According to Trustwave SpiderLabs researchers, Anonymous Sudan is likely a sub-group of the pro-Russian Killnet threat group. There appears little if any evidence that the group is financially motivated, and the targets appear to mostly be those that Russia also opposes. The main Anonymous operations groups, such as they are these days, have disavowed any connection with Anonymous Sudan, the researchers say.

11/10 update: Heather Choi, an application security engineer at LogRhythm, adds to the evidence suggesting that Anonymous Sudan is affiliated with Killnet. "Since launching in January of 2023, Anonymous Sudan has claimed attacks across industries, targeting global organizations and agencies.," Choi says. It has been reported that, between January 1 and June 20, the threat actors accounted for 63% of DDoS attacks attributed to KillNet.

"While the attacks accredited to this group are often viewed as being politically or religiously motivated," Ian Nicholson, the incident response head at Pentest People, says, "there are also instances where this adversary has conducted attacks as a form of retaliation against messaging services which have restricted their communications."

ChatGPT DDoS Timeline
After users started complaining of ChatGPT being down, an OpenAI incident report was posted at 12:03 PST on November 8, which said the issue was being investigated.

Within 40 minutes, an additional posting to that incident report said that a fix had been implemented and that OpenAI was monitoring the results.

Unfortunately, the results weren’t that positive, as a further update with a 17:23 PST timestamp noted that “periodic outages” were still being experienced.

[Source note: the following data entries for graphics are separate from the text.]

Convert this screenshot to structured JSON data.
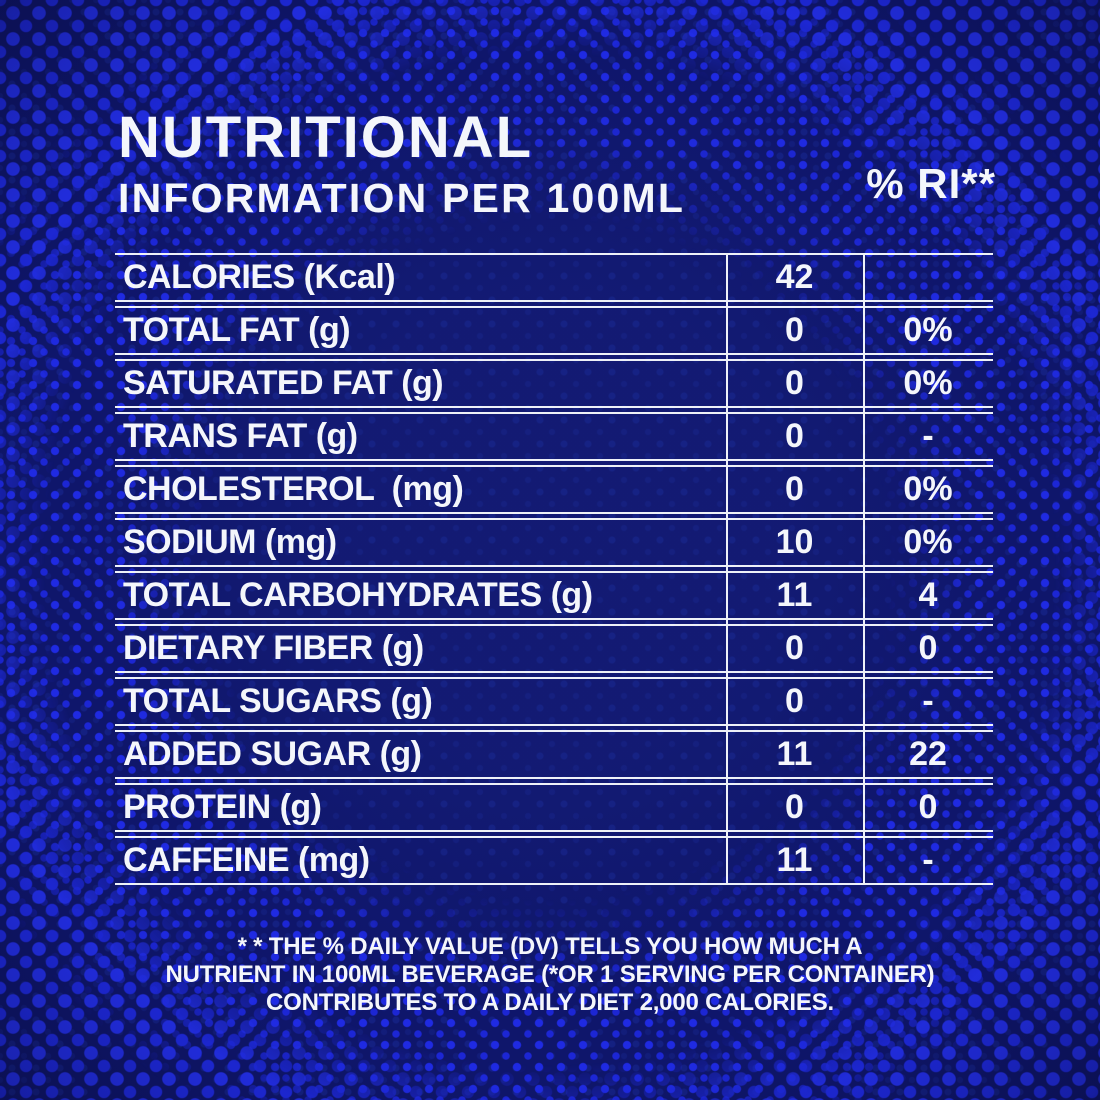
{
  "page": {
    "background_color": "#0f166b",
    "accent_dot_color": "#1f2ae2",
    "text_color": "#f4f6fb",
    "line_color": "#eef1f8"
  },
  "header": {
    "title": "NUTRITIONAL",
    "subtitle": "INFORMATION PER 100ML",
    "percent_ri_label": "% RI**"
  },
  "table": {
    "rows": [
      {
        "label": "CALORIES (Kcal)",
        "value": "42",
        "percent": ""
      },
      {
        "label": "TOTAL FAT (g)",
        "value": "0",
        "percent": "0%"
      },
      {
        "label": "SATURATED FAT (g)",
        "value": "0",
        "percent": "0%"
      },
      {
        "label": "TRANS FAT (g)",
        "value": "0",
        "percent": "-"
      },
      {
        "label": "CHOLESTEROL  (mg)",
        "value": "0",
        "percent": "0%"
      },
      {
        "label": "SODIUM (mg)",
        "value": "10",
        "percent": "0%"
      },
      {
        "label": "TOTAL CARBOHYDRATES (g)",
        "value": "11",
        "percent": "4"
      },
      {
        "label": "DIETARY FIBER (g)",
        "value": "0",
        "percent": "0"
      },
      {
        "label": "TOTAL SUGARS (g)",
        "value": "0",
        "percent": "-"
      },
      {
        "label": "ADDED SUGAR (g)",
        "value": "11",
        "percent": "22"
      },
      {
        "label": "PROTEIN (g)",
        "value": "0",
        "percent": "0"
      },
      {
        "label": "CAFFEINE (mg)",
        "value": "11",
        "percent": "-"
      }
    ]
  },
  "footer": {
    "lines": [
      "* * THE % DAILY VALUE (DV) TELLS YOU HOW MUCH A",
      "NUTRIENT IN 100ML BEVERAGE (*OR 1 SERVING PER CONTAINER)",
      "CONTRIBUTES TO A DAILY DIET 2,000 CALORIES."
    ]
  }
}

At 19:49 PST, OpenAI confirmed, “We are dealing with periodic outages due to an abnormal traffic pattern reflective of a DDoS attack. We are continuing work to mitigate this.”

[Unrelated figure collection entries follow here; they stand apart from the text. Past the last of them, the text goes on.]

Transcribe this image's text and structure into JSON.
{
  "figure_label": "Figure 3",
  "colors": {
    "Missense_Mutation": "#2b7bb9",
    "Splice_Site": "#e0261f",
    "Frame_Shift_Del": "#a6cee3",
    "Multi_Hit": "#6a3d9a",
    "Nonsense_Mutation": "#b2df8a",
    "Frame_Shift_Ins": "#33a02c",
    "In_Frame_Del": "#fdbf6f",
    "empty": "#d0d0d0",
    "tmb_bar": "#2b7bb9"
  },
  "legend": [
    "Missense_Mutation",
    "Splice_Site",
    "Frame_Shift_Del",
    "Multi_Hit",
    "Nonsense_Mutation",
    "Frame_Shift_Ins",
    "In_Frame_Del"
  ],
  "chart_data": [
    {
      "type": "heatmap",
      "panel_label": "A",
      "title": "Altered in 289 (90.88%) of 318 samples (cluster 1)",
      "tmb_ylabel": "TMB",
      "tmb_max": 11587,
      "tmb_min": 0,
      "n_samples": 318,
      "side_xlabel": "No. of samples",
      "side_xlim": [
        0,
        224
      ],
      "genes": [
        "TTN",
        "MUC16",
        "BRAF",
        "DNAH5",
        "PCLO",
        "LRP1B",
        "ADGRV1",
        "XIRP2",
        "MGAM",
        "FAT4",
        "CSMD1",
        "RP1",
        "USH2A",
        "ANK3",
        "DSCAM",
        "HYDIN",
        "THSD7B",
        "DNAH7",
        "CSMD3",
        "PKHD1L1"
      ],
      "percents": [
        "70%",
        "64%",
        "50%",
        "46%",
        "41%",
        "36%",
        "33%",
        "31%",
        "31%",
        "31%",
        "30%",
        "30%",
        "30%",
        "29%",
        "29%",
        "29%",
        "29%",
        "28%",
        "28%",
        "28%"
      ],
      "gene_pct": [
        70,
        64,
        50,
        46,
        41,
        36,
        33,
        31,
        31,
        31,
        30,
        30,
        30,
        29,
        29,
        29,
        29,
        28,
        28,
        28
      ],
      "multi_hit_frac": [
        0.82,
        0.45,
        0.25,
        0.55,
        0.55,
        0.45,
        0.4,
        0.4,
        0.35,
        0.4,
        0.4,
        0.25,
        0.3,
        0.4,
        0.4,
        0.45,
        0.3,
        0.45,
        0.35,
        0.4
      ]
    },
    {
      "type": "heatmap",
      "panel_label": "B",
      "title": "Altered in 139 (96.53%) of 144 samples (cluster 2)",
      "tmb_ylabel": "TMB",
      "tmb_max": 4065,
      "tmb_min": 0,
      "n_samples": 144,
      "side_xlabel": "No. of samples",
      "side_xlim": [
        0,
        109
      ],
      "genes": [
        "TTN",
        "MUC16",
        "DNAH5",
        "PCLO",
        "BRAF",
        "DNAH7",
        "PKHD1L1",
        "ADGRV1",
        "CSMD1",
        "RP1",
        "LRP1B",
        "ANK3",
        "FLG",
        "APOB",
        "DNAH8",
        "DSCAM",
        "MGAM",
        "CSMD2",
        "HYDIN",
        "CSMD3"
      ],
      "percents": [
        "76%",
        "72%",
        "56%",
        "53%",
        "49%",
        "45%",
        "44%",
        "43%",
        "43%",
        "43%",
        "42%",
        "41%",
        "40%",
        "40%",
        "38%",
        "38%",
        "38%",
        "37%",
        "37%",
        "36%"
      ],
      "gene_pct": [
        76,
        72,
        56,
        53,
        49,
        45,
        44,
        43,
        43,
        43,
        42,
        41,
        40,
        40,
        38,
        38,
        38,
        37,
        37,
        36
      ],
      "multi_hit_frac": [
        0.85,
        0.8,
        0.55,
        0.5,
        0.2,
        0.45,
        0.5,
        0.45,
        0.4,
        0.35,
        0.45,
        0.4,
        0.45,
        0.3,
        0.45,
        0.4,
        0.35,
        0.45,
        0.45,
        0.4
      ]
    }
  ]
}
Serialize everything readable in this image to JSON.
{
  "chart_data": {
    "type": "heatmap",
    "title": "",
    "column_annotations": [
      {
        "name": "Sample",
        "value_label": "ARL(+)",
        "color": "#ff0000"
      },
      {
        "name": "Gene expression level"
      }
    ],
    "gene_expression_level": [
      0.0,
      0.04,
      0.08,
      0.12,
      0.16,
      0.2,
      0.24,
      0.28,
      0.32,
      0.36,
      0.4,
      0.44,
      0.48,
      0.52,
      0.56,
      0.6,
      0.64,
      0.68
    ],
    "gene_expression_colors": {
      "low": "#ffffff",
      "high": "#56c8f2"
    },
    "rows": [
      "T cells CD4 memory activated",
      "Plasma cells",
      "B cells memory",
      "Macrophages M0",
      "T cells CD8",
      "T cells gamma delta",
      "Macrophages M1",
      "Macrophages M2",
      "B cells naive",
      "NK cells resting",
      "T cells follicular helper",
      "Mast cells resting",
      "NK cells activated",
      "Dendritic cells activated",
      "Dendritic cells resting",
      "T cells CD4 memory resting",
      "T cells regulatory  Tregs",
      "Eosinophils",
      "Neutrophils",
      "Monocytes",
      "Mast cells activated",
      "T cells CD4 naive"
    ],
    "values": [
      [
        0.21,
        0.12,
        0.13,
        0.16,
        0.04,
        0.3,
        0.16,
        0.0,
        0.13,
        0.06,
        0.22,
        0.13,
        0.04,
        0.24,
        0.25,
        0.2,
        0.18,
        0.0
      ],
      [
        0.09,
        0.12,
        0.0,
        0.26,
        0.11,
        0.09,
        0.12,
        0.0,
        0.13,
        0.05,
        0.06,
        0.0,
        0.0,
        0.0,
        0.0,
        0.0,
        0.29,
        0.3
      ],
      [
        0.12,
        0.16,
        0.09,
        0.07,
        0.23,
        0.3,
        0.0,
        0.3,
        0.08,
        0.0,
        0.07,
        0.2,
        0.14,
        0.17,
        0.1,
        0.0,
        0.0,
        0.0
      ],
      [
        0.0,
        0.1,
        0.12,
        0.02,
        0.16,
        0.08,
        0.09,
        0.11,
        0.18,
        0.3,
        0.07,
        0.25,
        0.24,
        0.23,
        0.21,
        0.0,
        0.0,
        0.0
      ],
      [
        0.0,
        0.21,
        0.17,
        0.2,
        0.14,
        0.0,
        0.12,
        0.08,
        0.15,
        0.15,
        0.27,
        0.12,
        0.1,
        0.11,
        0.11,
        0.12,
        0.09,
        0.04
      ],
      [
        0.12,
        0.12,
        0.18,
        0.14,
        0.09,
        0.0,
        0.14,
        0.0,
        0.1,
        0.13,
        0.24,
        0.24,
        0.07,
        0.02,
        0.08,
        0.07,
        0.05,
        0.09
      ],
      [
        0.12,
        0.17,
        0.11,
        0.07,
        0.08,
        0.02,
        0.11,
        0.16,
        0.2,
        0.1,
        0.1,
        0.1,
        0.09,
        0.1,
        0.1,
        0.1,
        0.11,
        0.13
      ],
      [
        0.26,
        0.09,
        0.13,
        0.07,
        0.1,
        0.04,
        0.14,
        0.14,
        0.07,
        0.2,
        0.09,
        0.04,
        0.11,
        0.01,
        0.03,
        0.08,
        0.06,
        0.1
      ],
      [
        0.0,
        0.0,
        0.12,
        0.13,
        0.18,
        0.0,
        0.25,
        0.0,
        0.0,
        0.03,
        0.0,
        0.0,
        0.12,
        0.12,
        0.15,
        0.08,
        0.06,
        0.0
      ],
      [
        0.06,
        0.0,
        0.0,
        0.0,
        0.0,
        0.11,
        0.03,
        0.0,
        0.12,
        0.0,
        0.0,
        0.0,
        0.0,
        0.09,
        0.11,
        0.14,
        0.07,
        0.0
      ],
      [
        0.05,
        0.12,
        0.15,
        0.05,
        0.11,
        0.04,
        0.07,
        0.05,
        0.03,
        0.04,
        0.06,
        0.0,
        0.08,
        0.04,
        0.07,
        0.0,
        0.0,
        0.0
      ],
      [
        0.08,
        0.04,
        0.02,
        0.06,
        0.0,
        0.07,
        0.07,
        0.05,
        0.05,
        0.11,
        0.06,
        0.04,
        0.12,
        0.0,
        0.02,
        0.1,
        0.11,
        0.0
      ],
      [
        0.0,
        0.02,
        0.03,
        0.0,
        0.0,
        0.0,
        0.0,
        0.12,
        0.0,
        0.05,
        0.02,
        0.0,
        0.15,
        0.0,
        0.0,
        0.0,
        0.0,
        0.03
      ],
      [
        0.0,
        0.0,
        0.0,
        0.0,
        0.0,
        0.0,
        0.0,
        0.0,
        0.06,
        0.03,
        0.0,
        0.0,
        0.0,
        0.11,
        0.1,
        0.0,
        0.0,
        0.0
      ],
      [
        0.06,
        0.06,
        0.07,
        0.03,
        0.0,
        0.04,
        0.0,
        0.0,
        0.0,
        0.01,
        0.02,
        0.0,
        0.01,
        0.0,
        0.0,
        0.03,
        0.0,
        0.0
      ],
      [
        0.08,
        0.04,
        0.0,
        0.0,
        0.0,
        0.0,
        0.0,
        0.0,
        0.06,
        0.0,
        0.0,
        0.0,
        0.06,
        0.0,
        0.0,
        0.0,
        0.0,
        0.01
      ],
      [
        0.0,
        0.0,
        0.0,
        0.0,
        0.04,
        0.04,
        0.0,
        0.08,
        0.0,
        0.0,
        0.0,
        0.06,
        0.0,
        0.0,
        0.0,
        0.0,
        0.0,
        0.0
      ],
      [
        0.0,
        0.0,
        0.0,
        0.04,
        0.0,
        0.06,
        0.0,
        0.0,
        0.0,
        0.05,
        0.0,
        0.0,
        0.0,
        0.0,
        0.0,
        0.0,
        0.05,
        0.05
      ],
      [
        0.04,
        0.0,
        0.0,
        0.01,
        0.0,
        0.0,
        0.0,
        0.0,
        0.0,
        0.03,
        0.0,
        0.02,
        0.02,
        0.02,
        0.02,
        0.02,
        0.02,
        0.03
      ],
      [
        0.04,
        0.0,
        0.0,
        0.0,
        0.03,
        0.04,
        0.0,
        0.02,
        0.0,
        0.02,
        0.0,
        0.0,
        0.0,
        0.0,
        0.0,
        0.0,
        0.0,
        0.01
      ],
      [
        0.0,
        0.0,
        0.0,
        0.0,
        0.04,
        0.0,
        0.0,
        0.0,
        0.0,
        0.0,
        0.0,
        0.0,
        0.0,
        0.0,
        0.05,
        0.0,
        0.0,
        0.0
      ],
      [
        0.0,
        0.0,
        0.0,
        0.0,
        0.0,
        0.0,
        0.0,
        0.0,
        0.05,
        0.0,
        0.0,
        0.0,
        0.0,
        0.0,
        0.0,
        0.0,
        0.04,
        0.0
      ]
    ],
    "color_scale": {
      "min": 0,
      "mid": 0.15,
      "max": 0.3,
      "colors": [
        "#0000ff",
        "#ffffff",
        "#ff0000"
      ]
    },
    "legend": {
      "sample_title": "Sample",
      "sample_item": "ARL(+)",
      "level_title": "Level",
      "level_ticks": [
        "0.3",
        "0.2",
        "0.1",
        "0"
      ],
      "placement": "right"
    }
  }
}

What Does ChatGPT Itself Have To Say?
I asked ChatGPT itself what caused the November 8 outages, just out of morbid curiosity more than anything, and it replied that it wasn’t aware of any. “If there were any issues, it must have been a blip in the digital cosmos that I missed,” the AI stated, adding, “Everything seems to be running smoothly now, though!” And, as evidenced by my question and the ChatGPT answer, it’s correct on that last point at least. I have, of course, approached OpenAI for a statement through the usual channels and will update this story in due course if the current silence is broken

 The Cybersecurity Expert View
“Cybercriminals attack from all angles and are incredibly fearless in their attempts. DDoS attacks are a clever way of targeting a company without having to hack the mainframe, yet the perpetrators can remain largely anonymous,” Jake Moore, the global cybersecurity advisor at security vendor ESET, says.

Given that OpenAI remains one of the most talked about technology companies, and ChatGPT is a technology constantly in the news, the cyber-crosshairs will continue to focus on it. “All that can be done to future-proof their networks is to continue to expect the unexpected,” Moore concludes.

How Do You Defend Against Such DDoS Attacks?
11/10 update: As Donny Chong, a director at Nexusguard, confirms, DDoS attacks are getting larger, and threat actors are constantly evolving their methods to identify new attack vectors. "It is essential that organizations proactively adapt to meet evolving threats," Chong says, "implementing DDoS protection and ensuring that the right processes and people are in place to protect digital infrastructure from surging attacks." Failure to do so, Chong warns, can "wreak havoc on a company's reputation, customer base and bottom line." When it comes to the right processes, LogRhythm’s Choi suggests that in order for organizations to effectively defend themselves against these evolving DDoS attacks, they need to be proactive. “This includes reducing attack surfaces, caching (such as use the of a content delivery network), incorporating Anycast routing, rate limiting, and real-time threat monitoring,” Choi concludes.